Monster Machines: This Solar Satellite Will Shed Light On The Inner Workings Of The Sun

Monster Machines: This Solar Satellite Will Shed Light On The Inner Workings Of The Sun

The sun actually gets hotter as you travel away from its surface, jumping from 6000K there to over 1,000,000K a few million kilometres above in the corona. This effect contributes to solar flares that can damage earthbound electronics and we have no idea how it does this. But NASA is about to find out thanks to the IRIS (Interface Region Imaging Spectrograph) spacecraft that just launched from Vandenberg Air Force Base today.

The two-year IRIS project is part of NASA’s Small Explorer (SMEX) mission that has studied everything from mesospheric ice aeronomy to the interstellar boundaries of our galaxy. IRIS itself is designed to study how heat and energy propagate through the Sun’s lower atmosphere using an ultraviolet telescope and an imaging spectrograph.

“This is the first time we’ll be directly observing this region since the 1970s,” Joe Davila, IRIS project scientist at NASA’s Goddard Space Flight centre, said in a press statement. “We’re excited to bring this new set of observations to bear on the continued question of how the corona gets so hot.”

The Lockheed Martin Solar and Astrophysics Lab teamed with NASA Ames — as well as the Smithsonian, and a trio of universities — -to produce the $US120 million spacecraft. It measures approximately 2m long by 4m wide with its solar panel array deployed and weighs 200kg. Its only equipment are the 8-inch ultraviolet telescope and imaging spectrograph. While the relatively small diameter of the telescope will only allow researchers to image 1 per cent of the sun’s surface at a time, it will also resolve objects down to 240km, providing an unprecedented close-up view of our home star like an astronomical microscope, the perfect complement to NASA’s Solar Dynamics Observatory (SDO).

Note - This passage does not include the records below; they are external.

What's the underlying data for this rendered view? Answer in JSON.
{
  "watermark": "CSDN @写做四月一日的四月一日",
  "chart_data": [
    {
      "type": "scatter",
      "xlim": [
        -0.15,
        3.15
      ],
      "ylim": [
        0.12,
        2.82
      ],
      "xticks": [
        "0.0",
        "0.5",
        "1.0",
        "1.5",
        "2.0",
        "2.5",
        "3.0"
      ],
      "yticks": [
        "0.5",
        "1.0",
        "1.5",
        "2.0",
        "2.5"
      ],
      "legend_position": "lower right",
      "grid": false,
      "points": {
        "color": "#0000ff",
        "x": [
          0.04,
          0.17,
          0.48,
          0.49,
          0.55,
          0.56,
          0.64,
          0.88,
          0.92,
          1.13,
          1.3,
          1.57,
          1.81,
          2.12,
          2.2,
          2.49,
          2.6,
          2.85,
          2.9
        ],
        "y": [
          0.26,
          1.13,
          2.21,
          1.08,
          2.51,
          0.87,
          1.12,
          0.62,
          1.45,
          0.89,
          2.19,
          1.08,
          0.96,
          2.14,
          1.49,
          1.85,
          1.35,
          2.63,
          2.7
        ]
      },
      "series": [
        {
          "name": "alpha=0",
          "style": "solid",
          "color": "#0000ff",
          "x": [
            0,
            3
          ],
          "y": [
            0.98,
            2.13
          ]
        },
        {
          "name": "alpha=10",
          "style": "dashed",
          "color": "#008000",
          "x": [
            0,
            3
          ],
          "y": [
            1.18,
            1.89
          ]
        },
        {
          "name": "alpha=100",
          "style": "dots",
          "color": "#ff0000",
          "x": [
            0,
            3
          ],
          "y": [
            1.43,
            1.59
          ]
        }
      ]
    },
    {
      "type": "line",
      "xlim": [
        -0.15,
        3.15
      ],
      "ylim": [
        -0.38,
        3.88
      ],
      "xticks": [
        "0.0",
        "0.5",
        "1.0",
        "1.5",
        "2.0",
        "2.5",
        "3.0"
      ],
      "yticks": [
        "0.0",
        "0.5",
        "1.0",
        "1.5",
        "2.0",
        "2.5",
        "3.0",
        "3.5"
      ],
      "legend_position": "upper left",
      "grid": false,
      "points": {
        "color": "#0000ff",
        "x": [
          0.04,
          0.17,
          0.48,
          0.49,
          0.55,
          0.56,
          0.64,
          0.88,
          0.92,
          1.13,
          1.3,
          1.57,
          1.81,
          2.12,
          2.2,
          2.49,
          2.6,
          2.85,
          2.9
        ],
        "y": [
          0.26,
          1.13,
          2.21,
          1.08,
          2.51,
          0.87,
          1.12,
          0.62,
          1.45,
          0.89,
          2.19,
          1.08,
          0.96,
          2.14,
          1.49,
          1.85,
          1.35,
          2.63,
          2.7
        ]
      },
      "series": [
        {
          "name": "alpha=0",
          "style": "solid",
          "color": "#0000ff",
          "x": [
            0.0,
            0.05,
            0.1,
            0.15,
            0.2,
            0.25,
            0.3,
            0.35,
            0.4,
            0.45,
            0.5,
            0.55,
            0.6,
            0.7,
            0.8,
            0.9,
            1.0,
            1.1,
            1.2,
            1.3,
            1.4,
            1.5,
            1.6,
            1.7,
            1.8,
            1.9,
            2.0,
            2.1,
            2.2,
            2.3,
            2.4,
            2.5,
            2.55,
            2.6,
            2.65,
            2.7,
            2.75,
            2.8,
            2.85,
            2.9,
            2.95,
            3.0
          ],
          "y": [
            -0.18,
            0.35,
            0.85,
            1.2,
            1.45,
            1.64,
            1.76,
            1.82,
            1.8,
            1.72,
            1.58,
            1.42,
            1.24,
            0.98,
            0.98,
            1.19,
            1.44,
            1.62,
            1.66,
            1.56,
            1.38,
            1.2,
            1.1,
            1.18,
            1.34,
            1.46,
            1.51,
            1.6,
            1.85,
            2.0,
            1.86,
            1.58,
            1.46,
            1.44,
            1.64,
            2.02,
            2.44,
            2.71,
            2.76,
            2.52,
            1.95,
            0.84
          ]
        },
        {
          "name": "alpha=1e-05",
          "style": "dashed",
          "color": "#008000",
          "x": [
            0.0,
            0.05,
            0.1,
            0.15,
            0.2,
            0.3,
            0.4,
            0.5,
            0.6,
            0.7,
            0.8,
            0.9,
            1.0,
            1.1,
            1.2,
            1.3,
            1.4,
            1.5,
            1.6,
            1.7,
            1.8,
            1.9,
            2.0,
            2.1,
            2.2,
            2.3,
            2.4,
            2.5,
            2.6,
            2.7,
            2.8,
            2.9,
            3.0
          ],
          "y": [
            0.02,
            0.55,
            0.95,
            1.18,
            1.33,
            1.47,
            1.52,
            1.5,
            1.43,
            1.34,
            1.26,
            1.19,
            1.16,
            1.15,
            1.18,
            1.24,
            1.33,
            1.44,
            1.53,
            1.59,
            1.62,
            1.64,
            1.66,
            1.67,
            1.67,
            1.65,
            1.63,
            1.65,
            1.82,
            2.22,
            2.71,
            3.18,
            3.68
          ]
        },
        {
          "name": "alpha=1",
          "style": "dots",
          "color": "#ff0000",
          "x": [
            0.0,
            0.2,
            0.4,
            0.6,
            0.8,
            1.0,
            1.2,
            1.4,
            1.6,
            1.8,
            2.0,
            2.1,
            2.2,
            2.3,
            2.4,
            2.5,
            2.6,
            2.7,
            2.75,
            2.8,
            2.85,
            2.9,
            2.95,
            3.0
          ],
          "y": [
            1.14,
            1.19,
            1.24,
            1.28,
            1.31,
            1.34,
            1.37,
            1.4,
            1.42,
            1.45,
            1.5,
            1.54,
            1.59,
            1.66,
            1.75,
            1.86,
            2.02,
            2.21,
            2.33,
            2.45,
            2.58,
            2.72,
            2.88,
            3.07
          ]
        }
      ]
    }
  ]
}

Monster Machines: This Solar Satellite Will Shed Light On The Inner Workings Of The Sun

In line with its severe focus, the IRIS will only record data in the 5000K to 65,000K temperature range that exists between the photosphere (the sun’s surface), and chromosphere/transition region (the start of the Sun’s atmosphere). It will record spectra readings every second and snap images every five using a quartet of identical 13µm-pixel CCDs. When processed by a supercomputer running state-of-the-art 3D numerical modelling back on Earth, researchers will be able to trace the path of energy through the Sun’s lower atmosphere.

“The interpretation of the IRIS spectra is a major effort coordinated by the IRIS science team that will utilise the full extent of the power of the most advanced computational resources in the world,” explained Alan Title, the IRIS principal investigator at the Advanced Technology Center (ATC) Solar and Astrophysics Laboratory. “It is this new capability, along with development of state of the art codes and numerical models by the University of Oslo that captures the complexities of this region, which make the IRIS mission possible. Without these important elements we would be unable to fully interpret the IRIS spectra.” Assuming all goes as planned with today’s launch, IRIS’ first results should be available in the coming weeks.